Mario Draghi, the President of the European Central Bank, intends to undertake large-scale purchases of European government bonds in order to counter the rate of inflation in the euro area. Will you agree to that?
Inflation in the euro area has been below the targeted rate of just under 2% for quite some time now, and forecasts for the next few months predict little change. That is why it has been, and continues to be, right and proper for the ECB to discuss appropriate countermeasures. However, I am currently not convinced by large-scale purchases of government bonds.
In monetary policy-making, I regard purchases of government bonds as the last resort. In this context, the peculiarities of the euro area as a currency area encompassing 19 sovereign states must be taken into account. There must a threat of exceptional risks materialising, and there must be reasonable balance between the benefits of, and risks entailed in, such a programme. I do not believe that to be the case at present. What we should do instead is wait until the measures that we have put into place only recently can take full effect.
Despite these measures, which include the negative interest rate on deposits and purchases of securitised private sector credit, December for the first time saw inflation in the euro area drop to below zero. Many economists are warning of deflation such as that experienced by the global economy in the 1930s when consumers no longer wanted to buy anything because they all expected prices to continue to fall. Isn’t that reason enough for decisive intervention?
I don’t want to gloss over the situation, but you can’t speak of deflation at the moment. What we are observing is a persistently low inflation rate that is due, among other factors, to the fact that prices of energy and food have declined significantly. At the moment, however, I cannot see any signs of consumers expecting steadily falling prices and thus changing their spending patterns.
The purchases of government bonds are intended not only to raise the rate of inflation, but also to encourage banks, in particular those in southern Europe, to again extend more loans to the corporate sector. Can that work?
I have my doubts in that respect. Credit institutions in southern Europe are currently not suffering from a lack of liquidity. The European Central Bank has ensured that through a number measures over past months. Rather, many banks are hesitant in extending loans because they believe that there is too great a risk that debtors will not be able to redeem them. I do not expect that the ECB purchasing government bonds on a large scale would change that in a sustained manner. Instead, banks must again be in a position to see that their borrowers have decent economic prospects.
How could that be brought about?
Above all, national governments could contribute to this goal by implementing effective structural reforms to improve the competitiveness of industry. If a company is competitive, it has a future, the risk of default is lower and banks extend loans with lower risk margins.
Draghi’s reasoning is different. He wants to boost economic activity by using the purchase programme to bring interest rates in the crisis countries down still further.
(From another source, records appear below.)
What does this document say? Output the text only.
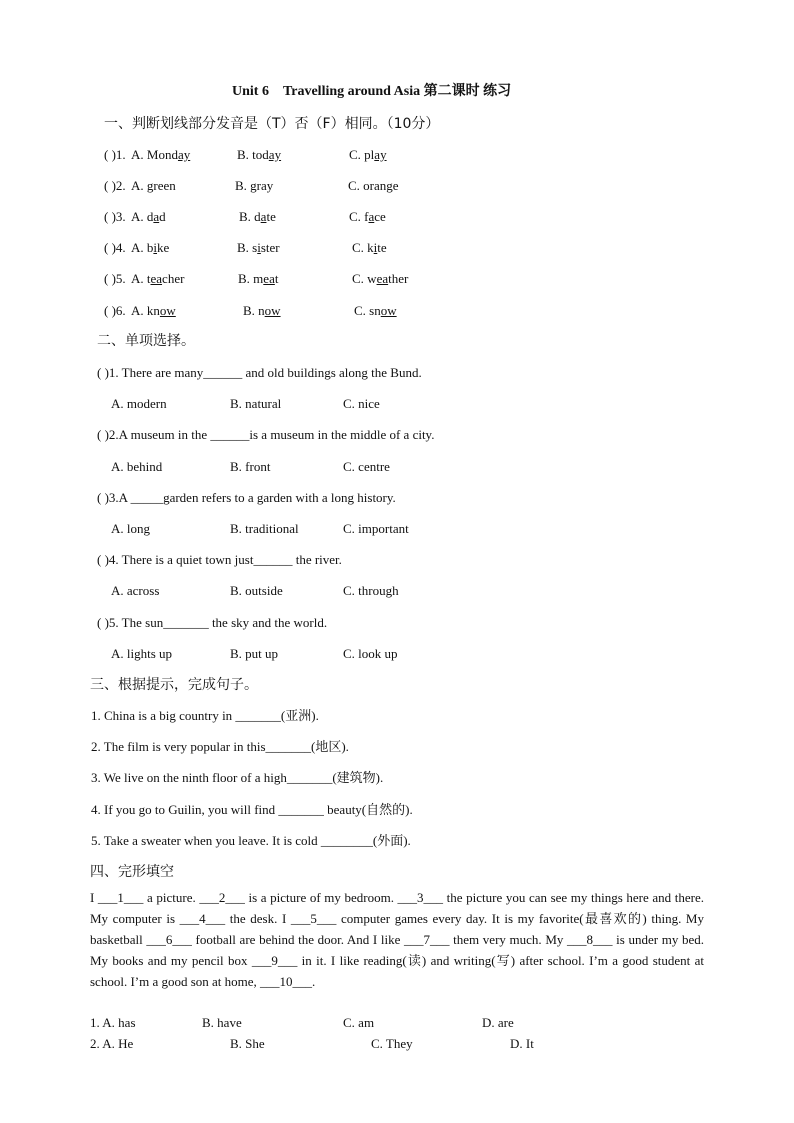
Unit 6　Travelling around Asia 第二课时 练习
一、判断划线部分发音是（T）否（F）相同。（10分）
( )1. A. Monday	B. today	C. play
( )2. A. green	B. gray	C. orange
( )3. A. dad	B. date	C. face
( )4. A. bike	B. sister	C. kite
( )5. A. teacher	B. meat	C. weather
( )6. A. know	B. now	C. snow
二、单项选择。
( )1. There are many______ and old buildings along the Bund.
A. modern	B. natural	C. nice
( )2.A museum in the ______is a museum in the middle of a city.
A. behind	B. front	C. centre
( )3.A _____garden refers to a garden with a long history.
A. long	B. traditional	C. important
( )4. There is a quiet town just______ the river.
A. across	B. outside	C. through
( )5. The sun_______ the sky and the world.
A. lights up	B. put up	C. look up
三、根据提示，完成句子。
1. China is a big country in _______(亚洲).
2. The film is very popular in this_______(地区).
3. We live on the ninth floor of a high_______(建筑物).
4. If you go to Guilin, you will find _______ beauty(自然的).
5. Take a sweater when you leave. It is cold ________(外面).
四、完形填空
I ___1___ a picture. ___2___ is a picture of my bedroom. ___3___ the picture you can see my things here and there. My computer is ___4___ the desk. I ___5___ computer games every day. It is my favorite(最喜欢的) thing. My basketball ___6___ football are behind the door. And I like ___7___ them very much. My ___8___ is under my bed. My books and my pencil box ___9___ in it. I like reading(读) and writing(写) after school. I’m a good student at school. I’m a good son at home, ___10___.
1. A. has	B. have	C. am	D. are
2. A. He	B. She	C. They	D. It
Interest rates are already very low. In Italy and Spain, for instance, the yields on ten-year government bonds are just below the yield on comparable US bonds. How much more should yields decline and how large must a programme be to achieve such a decline? In addition, I am asking myself whether, by forcing yields down further, we would not encourage governments to increase their debt again, instead of focusing on sustainable budgetary and economic policies. That would be the exact opposite of what is necessary.
The Federal Reserve System, too, has bought government bonds for trillions of dollars in recent years – and was successful. Does that not give you reason to rethink?
The comparison with the Fed is misleading because we have a different economic and political set-up in the euro area. Moreover, the bond purchases undertaken by the Fed were particularly successful as long as the yields on government bonds were still comparatively high, i.e. immediately after the major financial crisis in 2008. In Europe, the yields on government bonds are comparatively low even today.
Doubts similar to yours have also been expressed by Jens Weidmann, President of the Bundesbank. In the Governing Council, however, there is a majority in favour of the plans announced by Draghi. Do you not fear that the German representatives at the ECB are yet again adopting a dangerous minority position?
There is little point, in my view, to speculate about majorities in the Governing Council before the discussion of the design of a purchase programme has even taken place. Moreover, this is not about German positions. The only issue that is crucial for me is whether large-scale government bond purchases are appropriate for our currency area and whether the benefits are greater than the risks. And I am sceptical about that.